愚痴まで聞かせちゃって、本当に ごめんなさい」
目の前のミルクティーが冷えて行く。
折角大崎君が買ってくれたのに。
「俺は嬉しかったですよ」
「え?」
「昨日も言いましたけど。
俺は那津さんが、どんな本を読んで、感動して、泣いて、怒って、喜んでるか知りたいと思った。
今回は本じゃないけど、那津さんの心が、どんなことに震えるか垣間見ることができましたから」
優しい、優しい声。
「それに、くだらなくないでしょう?
那津さんからしてみれば、人ひとりの人生を、左右してしまったかもしれないと気にするのは自然なことだし。

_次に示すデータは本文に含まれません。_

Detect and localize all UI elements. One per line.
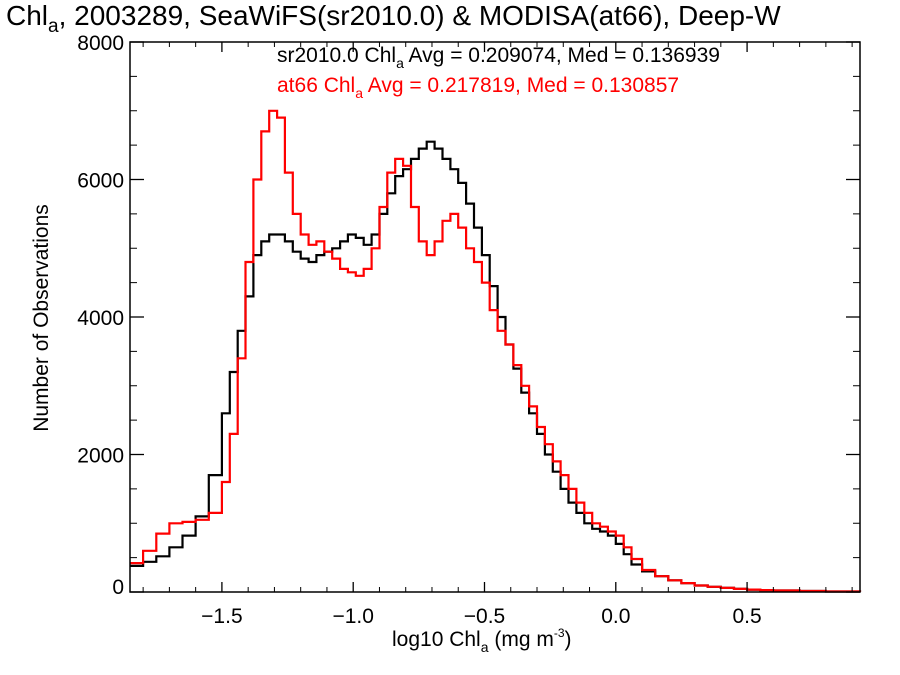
- at66-stats-annotation: at66 Chla Avg = 0.217819, Med = 0.130857: [277, 74, 680, 101]
- plot-frame: [129, 41, 861, 593]
- x-tick-label-4: 0.5: [732, 605, 761, 628]
- x-axis-label: log10 Chla (mg m-3): [392, 626, 572, 655]
- x-tick-label-1: −1.0: [332, 605, 373, 628]
- y-axis-ticks: 0 2000 4000 6000 8000: [77, 32, 860, 599]
- x-axis-ticks: −1.5 −1.0 −0.5 0.0 0.5: [142, 42, 853, 628]
- y-tick-label-2: 4000: [77, 307, 124, 330]
- x-tick-label-3: 0.0: [601, 605, 630, 628]
- x-tick-label-0: −1.5: [201, 605, 242, 628]
- series-line-sr2010-0: [130, 140, 862, 593]
- sr2010-stats-annotation: sr2010.0 Chla Avg = 0.209074, Med = 0.13…: [277, 44, 720, 71]
- y-tick-label-0: 0: [112, 576, 124, 599]
- y-tick-label-1: 2000: [77, 445, 124, 468]
- y-axis-label: Number of Observations: [30, 204, 53, 432]
- y-tick-label-3: 6000: [77, 170, 124, 193]
- x-tick-label-2: −0.5: [464, 605, 505, 628]
- series-group: [130, 109, 862, 593]
- series-line-at66: [130, 109, 862, 593]
- chart-title: Chla, 2003289, SeaWiFS(sr2010.0) & MODIS…: [6, 0, 781, 37]
- y-tick-label-4: 8000: [77, 32, 124, 55]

今回の件で、社内での那津さんの立場が悪くなってしまっているかもしれないと、悩んでも無理ないことです。
それに」
不自然に言葉を切られて、反射的に隣にある顔を仰ぎ見る。
「それに、なあに?」
にやり、と、唇が意地の悪い笑みを象った。
「これは、俺の個人的な良かった点ですが」
「なぁに??」
勿体ぶって、内緒話をするみたいな仕草に、反射的に耳を傾けてしまう。
「那津さんがフリーで、俺に心を開いてくれてるって、分かりましたから」
「っ!?」
耳許で落とされた囁きの効果は絶大で、声音の色気と内容に、頬が赤くなる。
「相談してくれるって、多少なりとも相手に気を許したって事ですよね。
だから俺としては、そこが一番嬉しいです。
那津さんが泣きたい時に、偶然でもこうして会うことができて良かった」
「そのセリフ、私に都合よすぎるよ」
泣き笑いみたいな顔をしていると思う。
本当に、錯覚してしまいそうなくらい、彼が優しいから。
ーもしかして、本当に?ー
会社を出る時と同じ問い。
たった数時間で、その内容はガラリと違ってしまった。